Polymerase δ is widely accepted as the lagging strand replicative DNA polymerase in eukaryotic cells. It forms a replication complex in the presence of replication factor C and proliferating cell nuclear antigen to perform efficient DNA synthesis in vivo. In this study, the human lagging strand holoenzyme was reconstituted in vitro. The rate of DNA synthesis of this holoenzyme, measured with a singly primed ssM13 DNA substrate, is 4.0 ± 0.4 nucleotides. Results from adenosine 5'-(3-thiotriphosphate) tetralithium salt (ATPγS) inhibition experiments revealed the nonprocessive characteristic of the human DNA polymerase (Pol δ) holoenzyme (150 bp for one binding event), consistent with data from chase experiments with catalytically inactive mutant Pol δ(AA).
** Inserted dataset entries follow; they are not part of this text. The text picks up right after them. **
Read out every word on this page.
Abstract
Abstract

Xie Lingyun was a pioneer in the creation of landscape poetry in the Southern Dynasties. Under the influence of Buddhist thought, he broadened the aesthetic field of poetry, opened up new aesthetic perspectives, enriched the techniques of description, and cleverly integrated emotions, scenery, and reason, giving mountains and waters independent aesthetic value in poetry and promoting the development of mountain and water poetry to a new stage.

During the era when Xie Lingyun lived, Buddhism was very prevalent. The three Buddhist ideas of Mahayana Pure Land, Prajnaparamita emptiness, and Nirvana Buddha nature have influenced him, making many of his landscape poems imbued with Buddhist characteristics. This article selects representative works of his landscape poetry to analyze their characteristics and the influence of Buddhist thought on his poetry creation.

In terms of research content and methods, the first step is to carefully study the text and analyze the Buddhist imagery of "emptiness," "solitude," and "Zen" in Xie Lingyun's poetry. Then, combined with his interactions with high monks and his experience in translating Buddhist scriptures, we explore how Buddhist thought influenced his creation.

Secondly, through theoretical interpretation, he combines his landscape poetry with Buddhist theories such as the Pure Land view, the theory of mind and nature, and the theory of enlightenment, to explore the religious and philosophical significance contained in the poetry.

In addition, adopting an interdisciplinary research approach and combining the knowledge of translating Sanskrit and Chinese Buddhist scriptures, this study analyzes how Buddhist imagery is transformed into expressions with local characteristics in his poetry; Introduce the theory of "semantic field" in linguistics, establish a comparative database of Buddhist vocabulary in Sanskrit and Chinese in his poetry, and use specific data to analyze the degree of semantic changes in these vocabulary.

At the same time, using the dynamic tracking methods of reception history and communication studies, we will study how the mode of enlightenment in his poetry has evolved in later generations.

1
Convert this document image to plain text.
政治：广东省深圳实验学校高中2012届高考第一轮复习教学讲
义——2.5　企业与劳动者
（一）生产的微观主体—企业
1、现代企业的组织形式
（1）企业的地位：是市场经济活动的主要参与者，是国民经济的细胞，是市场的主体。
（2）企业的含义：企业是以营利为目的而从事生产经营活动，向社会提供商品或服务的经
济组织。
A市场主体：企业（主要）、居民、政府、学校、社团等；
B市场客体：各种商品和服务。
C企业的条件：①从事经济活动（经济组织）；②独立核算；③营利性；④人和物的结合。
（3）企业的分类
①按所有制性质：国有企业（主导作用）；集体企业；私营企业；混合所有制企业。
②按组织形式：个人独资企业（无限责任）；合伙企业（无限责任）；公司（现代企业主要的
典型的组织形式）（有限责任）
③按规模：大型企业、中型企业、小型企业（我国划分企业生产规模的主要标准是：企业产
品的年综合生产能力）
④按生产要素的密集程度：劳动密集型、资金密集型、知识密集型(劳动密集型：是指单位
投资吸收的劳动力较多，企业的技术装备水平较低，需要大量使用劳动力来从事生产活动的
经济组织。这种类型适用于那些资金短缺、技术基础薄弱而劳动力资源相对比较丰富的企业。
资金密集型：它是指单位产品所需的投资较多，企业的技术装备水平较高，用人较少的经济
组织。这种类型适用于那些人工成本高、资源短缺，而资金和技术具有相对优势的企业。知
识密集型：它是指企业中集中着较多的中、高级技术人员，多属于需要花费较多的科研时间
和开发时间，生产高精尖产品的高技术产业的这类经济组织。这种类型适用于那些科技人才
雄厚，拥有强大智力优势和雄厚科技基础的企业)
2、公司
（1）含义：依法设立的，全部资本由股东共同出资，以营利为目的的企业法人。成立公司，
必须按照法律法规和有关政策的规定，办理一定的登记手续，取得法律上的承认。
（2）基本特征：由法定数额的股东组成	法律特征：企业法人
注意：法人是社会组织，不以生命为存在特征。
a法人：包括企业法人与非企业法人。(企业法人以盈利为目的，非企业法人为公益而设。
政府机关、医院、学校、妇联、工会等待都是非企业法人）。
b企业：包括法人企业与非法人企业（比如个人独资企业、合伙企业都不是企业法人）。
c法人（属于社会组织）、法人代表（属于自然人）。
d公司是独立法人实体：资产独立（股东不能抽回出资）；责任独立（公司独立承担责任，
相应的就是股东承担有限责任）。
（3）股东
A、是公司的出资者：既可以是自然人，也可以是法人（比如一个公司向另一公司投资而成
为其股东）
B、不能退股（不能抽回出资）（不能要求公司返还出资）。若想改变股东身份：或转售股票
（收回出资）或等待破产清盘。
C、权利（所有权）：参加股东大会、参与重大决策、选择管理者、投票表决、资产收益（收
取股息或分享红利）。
The ATPase activity of replication factor C was characterized and found to be stimulated ∼10-fold in the presence of both proliferating cell nuclear antigen and DNA, but the activity was not shut down by Pol δ in accord with rapid association/dissociation of the holoenzyme to/from DNA. It is noted that high concentrations of ATP inhibit the holoenzyme DNA synthesis activity, most likely due to its inhibition of the clamp loading process.